But Martha was distracted with much serving, and she approached Him and said, "Lord, do You not care that my sister has left me to serve alone? Therefore tell her to help me." And Jesus answered and said to her, "Martha, Martha, you are worried and troubled about many things."
Luke 10: 40 - 41 NKJV
Martha was in a tough spot. Jesus was in the house, along with some of His followers, and Martha had gotten stuck with the chores of serving this crowd. Predictably, as we so often do, Martha became worried that she would not be able to handle her duties. Predictably also, she approached Jesus that He might encourage her sister Mary to help her. However, Jesus already knew full well the severity of the situation at hand. His response? Martha, you worry too much. Jesus knew that young Mary was doing the right thing by listening to her Lords teaching. He also knew that the mountain Martha envisioned was but a molehill. This week, I have faced many a worry, as have others here in the Northwest as we struggle with the devastating wildfires which have afflicted Oregon for the past few weeks. As I write this morning, the fire evacuation line is about 18 miles from me. Yes, I might have reason to worry considering all that is going on around me.

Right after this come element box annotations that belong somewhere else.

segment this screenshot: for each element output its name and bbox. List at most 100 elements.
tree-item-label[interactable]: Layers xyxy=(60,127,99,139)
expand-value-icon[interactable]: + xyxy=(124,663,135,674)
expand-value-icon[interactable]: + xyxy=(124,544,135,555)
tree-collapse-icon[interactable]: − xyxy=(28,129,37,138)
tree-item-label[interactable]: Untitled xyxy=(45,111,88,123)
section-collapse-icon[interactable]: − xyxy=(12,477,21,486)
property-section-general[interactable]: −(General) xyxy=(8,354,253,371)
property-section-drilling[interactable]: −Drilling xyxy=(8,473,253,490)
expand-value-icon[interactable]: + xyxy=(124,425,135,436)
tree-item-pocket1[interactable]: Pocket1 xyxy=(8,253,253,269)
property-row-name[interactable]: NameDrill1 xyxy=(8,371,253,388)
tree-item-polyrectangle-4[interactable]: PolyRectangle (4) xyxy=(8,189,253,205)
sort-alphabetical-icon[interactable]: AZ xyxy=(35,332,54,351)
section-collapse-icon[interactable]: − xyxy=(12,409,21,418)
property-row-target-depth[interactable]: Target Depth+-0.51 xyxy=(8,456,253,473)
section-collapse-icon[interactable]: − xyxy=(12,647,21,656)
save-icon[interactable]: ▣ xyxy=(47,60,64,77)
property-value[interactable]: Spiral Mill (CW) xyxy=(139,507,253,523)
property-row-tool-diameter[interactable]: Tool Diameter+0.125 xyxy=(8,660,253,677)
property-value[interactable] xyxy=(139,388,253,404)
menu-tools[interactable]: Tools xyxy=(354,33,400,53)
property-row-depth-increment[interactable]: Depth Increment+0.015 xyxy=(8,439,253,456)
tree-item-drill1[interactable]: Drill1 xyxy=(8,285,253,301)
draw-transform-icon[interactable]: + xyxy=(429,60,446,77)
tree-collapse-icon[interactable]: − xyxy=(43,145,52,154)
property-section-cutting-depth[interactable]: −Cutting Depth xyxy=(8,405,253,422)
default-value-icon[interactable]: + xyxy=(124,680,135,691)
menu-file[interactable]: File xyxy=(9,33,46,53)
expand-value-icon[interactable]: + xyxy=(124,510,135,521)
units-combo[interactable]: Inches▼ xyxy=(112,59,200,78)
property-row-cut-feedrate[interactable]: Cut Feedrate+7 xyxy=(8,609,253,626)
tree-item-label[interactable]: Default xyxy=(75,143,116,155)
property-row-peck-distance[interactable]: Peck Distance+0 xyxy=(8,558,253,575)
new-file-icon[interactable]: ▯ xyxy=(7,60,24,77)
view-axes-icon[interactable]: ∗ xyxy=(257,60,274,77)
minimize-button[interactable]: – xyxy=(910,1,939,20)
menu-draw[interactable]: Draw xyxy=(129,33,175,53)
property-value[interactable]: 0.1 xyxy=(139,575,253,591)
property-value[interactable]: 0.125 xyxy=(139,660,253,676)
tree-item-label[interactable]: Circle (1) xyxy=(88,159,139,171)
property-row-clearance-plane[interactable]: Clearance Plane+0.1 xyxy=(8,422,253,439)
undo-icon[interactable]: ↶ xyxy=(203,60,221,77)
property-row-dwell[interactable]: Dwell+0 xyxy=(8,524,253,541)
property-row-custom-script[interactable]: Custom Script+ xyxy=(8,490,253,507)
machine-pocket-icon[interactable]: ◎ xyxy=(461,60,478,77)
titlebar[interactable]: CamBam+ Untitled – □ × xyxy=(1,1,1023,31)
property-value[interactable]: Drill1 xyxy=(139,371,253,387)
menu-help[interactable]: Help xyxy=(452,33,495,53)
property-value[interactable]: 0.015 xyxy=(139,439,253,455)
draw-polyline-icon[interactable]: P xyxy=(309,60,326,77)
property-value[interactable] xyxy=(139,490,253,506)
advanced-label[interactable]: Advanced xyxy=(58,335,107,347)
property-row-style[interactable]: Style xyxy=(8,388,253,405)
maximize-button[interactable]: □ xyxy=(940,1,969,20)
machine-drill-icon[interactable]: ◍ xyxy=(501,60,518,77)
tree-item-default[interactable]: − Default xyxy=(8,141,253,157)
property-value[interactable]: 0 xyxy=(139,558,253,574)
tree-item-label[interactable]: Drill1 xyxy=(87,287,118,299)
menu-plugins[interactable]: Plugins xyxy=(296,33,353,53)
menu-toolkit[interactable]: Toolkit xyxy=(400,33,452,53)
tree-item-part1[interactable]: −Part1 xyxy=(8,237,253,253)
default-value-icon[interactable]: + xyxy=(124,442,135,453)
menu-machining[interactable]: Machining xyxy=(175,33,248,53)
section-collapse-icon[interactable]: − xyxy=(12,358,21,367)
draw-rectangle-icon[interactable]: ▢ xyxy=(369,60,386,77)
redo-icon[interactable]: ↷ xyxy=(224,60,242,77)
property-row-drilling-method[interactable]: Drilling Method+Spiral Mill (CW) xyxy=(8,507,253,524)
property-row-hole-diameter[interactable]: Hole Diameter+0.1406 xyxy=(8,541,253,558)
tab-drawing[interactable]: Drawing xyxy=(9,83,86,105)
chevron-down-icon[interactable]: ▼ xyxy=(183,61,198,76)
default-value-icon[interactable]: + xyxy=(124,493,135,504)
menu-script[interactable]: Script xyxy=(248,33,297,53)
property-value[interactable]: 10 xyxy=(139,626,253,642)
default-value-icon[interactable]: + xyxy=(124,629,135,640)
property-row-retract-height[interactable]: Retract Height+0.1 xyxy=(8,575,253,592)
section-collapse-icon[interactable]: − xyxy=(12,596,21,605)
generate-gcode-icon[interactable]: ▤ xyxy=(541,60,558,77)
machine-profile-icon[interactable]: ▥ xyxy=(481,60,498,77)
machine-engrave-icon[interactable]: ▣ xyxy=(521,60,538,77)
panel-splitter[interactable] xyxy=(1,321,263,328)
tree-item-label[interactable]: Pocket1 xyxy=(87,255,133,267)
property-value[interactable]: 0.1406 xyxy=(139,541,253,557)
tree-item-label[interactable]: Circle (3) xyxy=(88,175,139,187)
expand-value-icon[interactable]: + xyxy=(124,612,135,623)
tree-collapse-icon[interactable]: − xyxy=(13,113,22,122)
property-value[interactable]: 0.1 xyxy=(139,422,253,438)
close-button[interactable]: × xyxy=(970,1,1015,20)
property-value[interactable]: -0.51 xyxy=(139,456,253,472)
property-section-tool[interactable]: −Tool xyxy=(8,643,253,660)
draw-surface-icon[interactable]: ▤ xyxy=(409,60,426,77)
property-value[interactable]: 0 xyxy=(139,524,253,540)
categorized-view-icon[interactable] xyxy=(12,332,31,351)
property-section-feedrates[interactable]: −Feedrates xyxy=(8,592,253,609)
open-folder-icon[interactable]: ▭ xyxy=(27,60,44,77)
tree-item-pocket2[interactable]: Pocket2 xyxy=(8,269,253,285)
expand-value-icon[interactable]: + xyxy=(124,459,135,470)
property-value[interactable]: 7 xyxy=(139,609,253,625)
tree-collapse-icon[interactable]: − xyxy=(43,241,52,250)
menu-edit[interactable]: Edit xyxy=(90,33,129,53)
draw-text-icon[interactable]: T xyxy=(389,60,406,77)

However, I also have definite reason to believe that many prayers are being answered as we wake up this morning. Yes, the fires are still burning, but overnight we have seen a change in the weather pattern from hot, dry winds to cooler temperatures and higher humidity. Anyone who knows a thing or two about wildfires knows that cool, humid weather is not conducive to fires. Humidity in the air means moisture, and moisture, of course, means precipitation. Precipitation which is sorely needed for an area struggling to deal with the calamity of these fires. As Martha worried about her duties, so I have been worried about what the future holds. Of course, I already know where my future in Jesus stands, but somehow we always revert back to our old ways. What would Jesus say to me? Well, I have a feeling that He might tell me tenderly that indeed I worry about many things. I already know that. I also know that there is a good reason that Jesus tells us in the sermon on the mount not to worry. For with worry comes anxiety. With anxiety comes a myriad of health issues as well. Jesus is right, we do worry about far too many things.
"So why do you worry about clothing? Consider the lilies of the field, how they grow; they neither toil nor spin; and yet I say to you that even Solomon in all his glory was not arrayed like one of these. Now if God so clothes the grass of the field, which today is, and tomorrow is thrown into the oven, will He not much more clothe you, O you of little faith? Therefore do not worry, saying, 'what shall we eat?' or 'What shall we drink?' or 'what shall we wear?' For after all these things the Gentiles seek. For your heavenly Father knows that you need all of these things."
Matthew 6: 28 - 32 NKJV
It's no surprise that with all which has been happening this week that I have found myself with a few minor physical impairments due to the worry which has gone along with all which is going on around me. I worry...but I am still safe. I worry...but I see others who have lost all they own. I worry...as friends have been forced to evacuate their homes. Indeed, Scott, you worry about far too many things. Is there anything that I pray for which God does not already have in His hands? Are there any needs I ask of Him which He already is not intimately aware of? Like it or not, I am a intimate part of my creator. For it is Jesus who lives in me {Galatians 2:20}. If Christ is indeed in me, what needs which I have is He not aware of? Would we ever know Jesus to come before the Father and say, "Father, this guy Scott needs something and I never saw it coming." I can honestly say, that would never happen. To have the realization of Christ in me is to also have the realization that I live as Him. Therefore, what needs would Jesus not be keenly aware of? Of course, we then enter into the discussion between wants and needs, which we will save for another post. As Jesus points out in the sermon on the mount, the Father is already well aware of all we need to survive even before we ask Him. Now, I do have a few friends who hold tight to the tradition of coming to the Father in prayer for a lot of the things they need as it 'makes them feel better.' I will never begrudge them that. However, I also know that even before my anxiety begins, my heavenly Father already knows what I need. You think I'd learn by now.